9 replies on “links for 2010-03-27”

  1. Carriers are like the early 20th century/pre-WW2 battleships. The primary method countries can project power across the globe. Move a carrier into certain key waters of the world and you send a major message.

    Wikipedia has some different numbers: http://en.wikipedia.org/wiki/List_of_aircraft_carriers_in_service

    Interestingly, the Chinese carrier is one they bought from Russia and are refitting.

    It’s nerdily fun to click on the names of the carriers for these non-traditional naval powers to get more information. Apparently, India has three under construction.

  2. I don’t think that many people appreciate how powerful that a carrier is, in terms of projecting power. Functionally, it’s like having a small American island that we can just move around.

  3. Interestingly, the United States Navy’s internal perception at the strategic level is that the service is in decline. Partially because many of our platforms are old and the replacement platform development programs are over budget and behind schedule (the Virginia-class SSNs remain a glorious exception, those are fantastic platforms), and partly because the service hasn’t successfully defined its role in the global war on terror in the same way the USMC and Army have. (The USAF thought they had a pretty good thing going, but they’re getting boxed out by changes in COIN doctrine).

    We’re starting to see that carriers are eclipsed much more cheaply by soft power, though, which is…interesting (neither good nor bad necessarily). China isn’t going to attack us this week, and it’s not because of our CVNs — it’s because they wouldn’t have anyone to sell their cheaply-made, useless crap to if America closes her ports to them.

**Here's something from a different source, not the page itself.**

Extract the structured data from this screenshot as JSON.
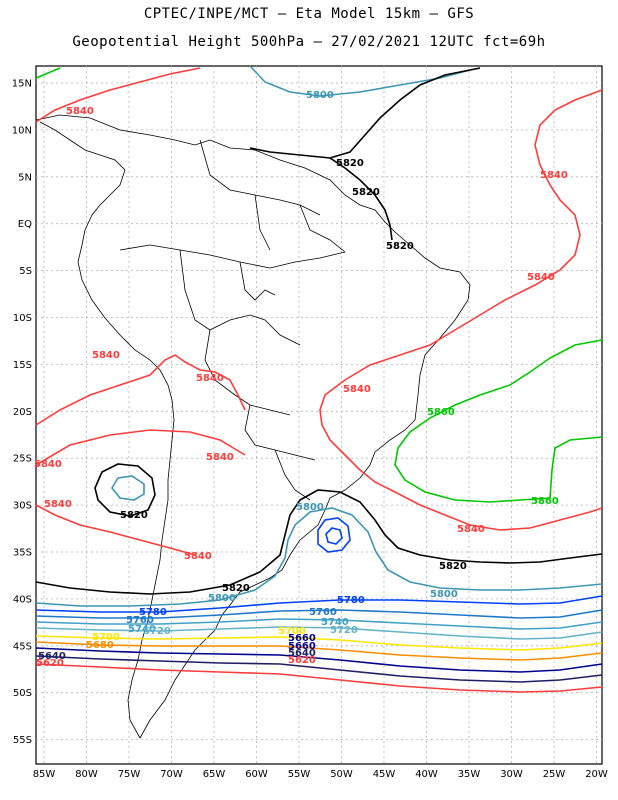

  4. I was going to mention how weird it was that a president like George HW Bush had a carrier named after him while other better presidents don’t have that status, before actually remembering his life before the presidency.

    Shouldn’t LBJ have some ship named after him? Probably not a carrier, but something?

  5. George H. W. Bush was a decorated Navy pilot who received the Distinguished Flying Cross and other awards for his combat service during the second world war. I’d say that there was an especially good case for naming a very significant naval vessel after that particular President versus other recent Presidents.

    Its really weird how crappy Russia’s carrier program has always been. I suppose that our ‘island hopping’ strategy in the Pacific war created a culture more carrier-focused than Russia’s, since they had no similar experience in their military history.

    I’d like to see the US increase our total number of active carrier groups. An aircraft carrier, or better yet a couple of aircraft carriers, allow us to put a floating base somewhere without having to occupy a base in that location for decades just in case we need it. Carriers reduce our need to to get into complex, long-term diplomatic messes over access to ground bases and avoid the potential local resentment that such foreign bases can create. When you consider the cost of foreign aid and trade agreements that can be required to keep access to a foreign base, aircraft carriers are probably way less expensive.

  6. CVNs didn’t quite fit with the Soviet’s strategic doctrine during the Cold War (when most of their ships and ours were designed). The Soviets were already positioned to fight a land war across the border between East and West Germany during most of the Cold War, and they had land bases already to support that effort. They figured any direct engagement with the USA would require strategic weapons, not strategic presence.

    I imagine a similar chart showing SSBNs would show a lot more parity between the US and the Russians for this reason.

  7. Doesn’t anyone consider what a colossal waste of resources this is? Ever think about the unintended consequences in projecting all this military might? When was the last time we got national security value out of doing this? Throw in all our subs with their nucs and the hundreds of thousands of US troops all over the world in 100 countries and you’ve got a lot of people pissed off at us and looking for “soft targets” to take us down a notch……Still feel so secure?

  8. That is one heckuva awesome graphic for military geeks like me! Frankly, I’m surprised that Pres. Obama has not proposed cutting the carrier fleet to a level more suitable for the anticipated reduced U.S. strategic presence around the world. (Long-term economic trends make such an adjustment inevitable, a la Paul Kennedy.) Domestic politics and overwhelming military-bureaucratic inertia probably explain the reluctance to do anything until the second Obama term.